KARACHI: Issuance of fresh sovereign guarantees jumped to Rs586.3 billion in 2016-17 from an average of Rs143bn for the past five years, according to the latest annual report by the State Bank of Pakistan (SBP).
The total stock of sovereign guarantees is now Rs936.6bn, or 2.9pc of GDP, with 90pc of these on domestic loans. The report warns that this “creates a moral hazard and increases the default risk as guarantees usually cover losses on default.”
At the same time, the stock of debt held by public-sector enterprises (PSEs) increased sharply by Rs232bn to reach Rs1 trillion, or 3.5pc of GDP, at the end of June. “This coincides with the reduction in expenditures on subsidies, which are alternate to guarantees,” the report notes. As subsidies have declined, government-guaranteed debt of PSEs has risen correspondingly.
Government guarantees are an alternate to subsidies, the report notes. The key difference between the two is that subsidies hit the budget directly but the issuance of guarantees only shows up on the fiscal account if they are realised in the event of a default.
The report notes the need for sovereign guarantees, saying they are still within the limits set by the law despite the increase.

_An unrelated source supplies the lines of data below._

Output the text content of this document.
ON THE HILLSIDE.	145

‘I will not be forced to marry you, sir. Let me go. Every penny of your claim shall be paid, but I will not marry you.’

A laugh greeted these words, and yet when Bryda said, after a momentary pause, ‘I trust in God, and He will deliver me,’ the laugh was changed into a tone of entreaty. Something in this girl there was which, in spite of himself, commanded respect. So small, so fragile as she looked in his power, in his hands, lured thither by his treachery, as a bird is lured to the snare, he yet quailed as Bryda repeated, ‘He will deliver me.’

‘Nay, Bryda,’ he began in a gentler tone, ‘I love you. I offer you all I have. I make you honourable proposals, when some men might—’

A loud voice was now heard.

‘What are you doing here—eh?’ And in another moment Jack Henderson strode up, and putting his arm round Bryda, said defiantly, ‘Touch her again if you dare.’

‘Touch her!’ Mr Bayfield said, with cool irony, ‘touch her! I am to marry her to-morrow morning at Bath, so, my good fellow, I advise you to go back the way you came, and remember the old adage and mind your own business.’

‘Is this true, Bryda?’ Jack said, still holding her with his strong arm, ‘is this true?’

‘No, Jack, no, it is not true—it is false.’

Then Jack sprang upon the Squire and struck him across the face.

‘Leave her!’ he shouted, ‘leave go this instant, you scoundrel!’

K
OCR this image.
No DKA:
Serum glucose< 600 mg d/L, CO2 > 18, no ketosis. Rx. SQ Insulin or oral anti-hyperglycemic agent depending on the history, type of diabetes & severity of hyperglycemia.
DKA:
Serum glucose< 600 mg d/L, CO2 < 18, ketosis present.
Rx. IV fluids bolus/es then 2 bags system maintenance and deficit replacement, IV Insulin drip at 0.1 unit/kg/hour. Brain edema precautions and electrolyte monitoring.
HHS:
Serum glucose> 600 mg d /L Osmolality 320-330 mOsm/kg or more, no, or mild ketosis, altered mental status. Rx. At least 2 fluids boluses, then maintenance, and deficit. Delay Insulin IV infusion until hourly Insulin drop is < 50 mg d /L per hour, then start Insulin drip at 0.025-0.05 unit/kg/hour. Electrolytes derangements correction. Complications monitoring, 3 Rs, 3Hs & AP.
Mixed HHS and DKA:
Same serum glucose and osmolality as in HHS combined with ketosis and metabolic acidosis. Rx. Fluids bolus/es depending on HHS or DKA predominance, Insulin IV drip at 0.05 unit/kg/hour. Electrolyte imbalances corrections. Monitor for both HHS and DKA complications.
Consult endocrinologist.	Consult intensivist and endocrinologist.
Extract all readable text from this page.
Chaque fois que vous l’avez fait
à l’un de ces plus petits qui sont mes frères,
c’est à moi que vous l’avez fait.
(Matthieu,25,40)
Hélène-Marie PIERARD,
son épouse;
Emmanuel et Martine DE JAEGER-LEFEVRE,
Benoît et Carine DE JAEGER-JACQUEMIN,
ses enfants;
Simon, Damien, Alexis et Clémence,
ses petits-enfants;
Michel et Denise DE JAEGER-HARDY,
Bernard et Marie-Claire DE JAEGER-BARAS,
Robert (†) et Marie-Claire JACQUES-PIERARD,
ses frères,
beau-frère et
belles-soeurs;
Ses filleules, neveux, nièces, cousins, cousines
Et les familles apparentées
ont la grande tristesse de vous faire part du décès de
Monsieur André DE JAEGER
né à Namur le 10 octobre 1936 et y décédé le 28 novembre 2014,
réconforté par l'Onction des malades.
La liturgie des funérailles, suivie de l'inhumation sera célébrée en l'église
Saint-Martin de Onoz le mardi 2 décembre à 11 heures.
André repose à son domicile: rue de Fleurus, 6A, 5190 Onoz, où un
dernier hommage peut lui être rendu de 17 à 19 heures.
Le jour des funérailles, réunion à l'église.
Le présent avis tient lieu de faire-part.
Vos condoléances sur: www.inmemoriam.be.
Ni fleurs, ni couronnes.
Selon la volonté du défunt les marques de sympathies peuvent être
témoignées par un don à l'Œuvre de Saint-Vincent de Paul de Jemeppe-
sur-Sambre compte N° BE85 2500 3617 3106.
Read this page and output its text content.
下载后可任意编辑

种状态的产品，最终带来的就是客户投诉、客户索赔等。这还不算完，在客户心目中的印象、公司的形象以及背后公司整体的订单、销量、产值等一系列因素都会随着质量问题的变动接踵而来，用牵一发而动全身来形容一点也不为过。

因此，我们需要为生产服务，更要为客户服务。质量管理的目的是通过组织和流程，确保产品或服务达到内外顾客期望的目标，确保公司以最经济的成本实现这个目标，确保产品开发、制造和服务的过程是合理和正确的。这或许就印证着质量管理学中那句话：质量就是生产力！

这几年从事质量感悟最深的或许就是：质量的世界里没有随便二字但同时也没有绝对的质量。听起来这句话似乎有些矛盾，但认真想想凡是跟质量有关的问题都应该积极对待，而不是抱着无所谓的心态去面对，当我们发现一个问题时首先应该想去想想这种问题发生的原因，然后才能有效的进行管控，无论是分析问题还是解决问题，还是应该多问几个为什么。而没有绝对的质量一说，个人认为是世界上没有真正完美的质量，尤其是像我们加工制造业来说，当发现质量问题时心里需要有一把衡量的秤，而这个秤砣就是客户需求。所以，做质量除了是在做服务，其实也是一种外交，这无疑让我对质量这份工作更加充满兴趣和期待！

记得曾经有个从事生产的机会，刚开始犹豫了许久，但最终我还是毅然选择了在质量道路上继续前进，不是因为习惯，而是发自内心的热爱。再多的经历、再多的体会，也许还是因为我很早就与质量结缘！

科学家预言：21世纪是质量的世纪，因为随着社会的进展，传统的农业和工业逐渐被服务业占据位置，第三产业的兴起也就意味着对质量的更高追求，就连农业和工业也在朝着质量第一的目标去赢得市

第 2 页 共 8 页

Instead, it provides some suggestions to better manage the growth of publicly guaranteed debt because it brings with it the risk of a sudden disruptive event that can hit key sectors of the economy.
Steps recommended for better management of the growing stock of guarantees include ceilings on fresh issuance, parliamentary approval of all new guarantees, limits on claims that lenders can make when invoking a guarantee, maintenance of a contingency reserve fund, greater oversight from the auditor general of Pakistan and an early warning system.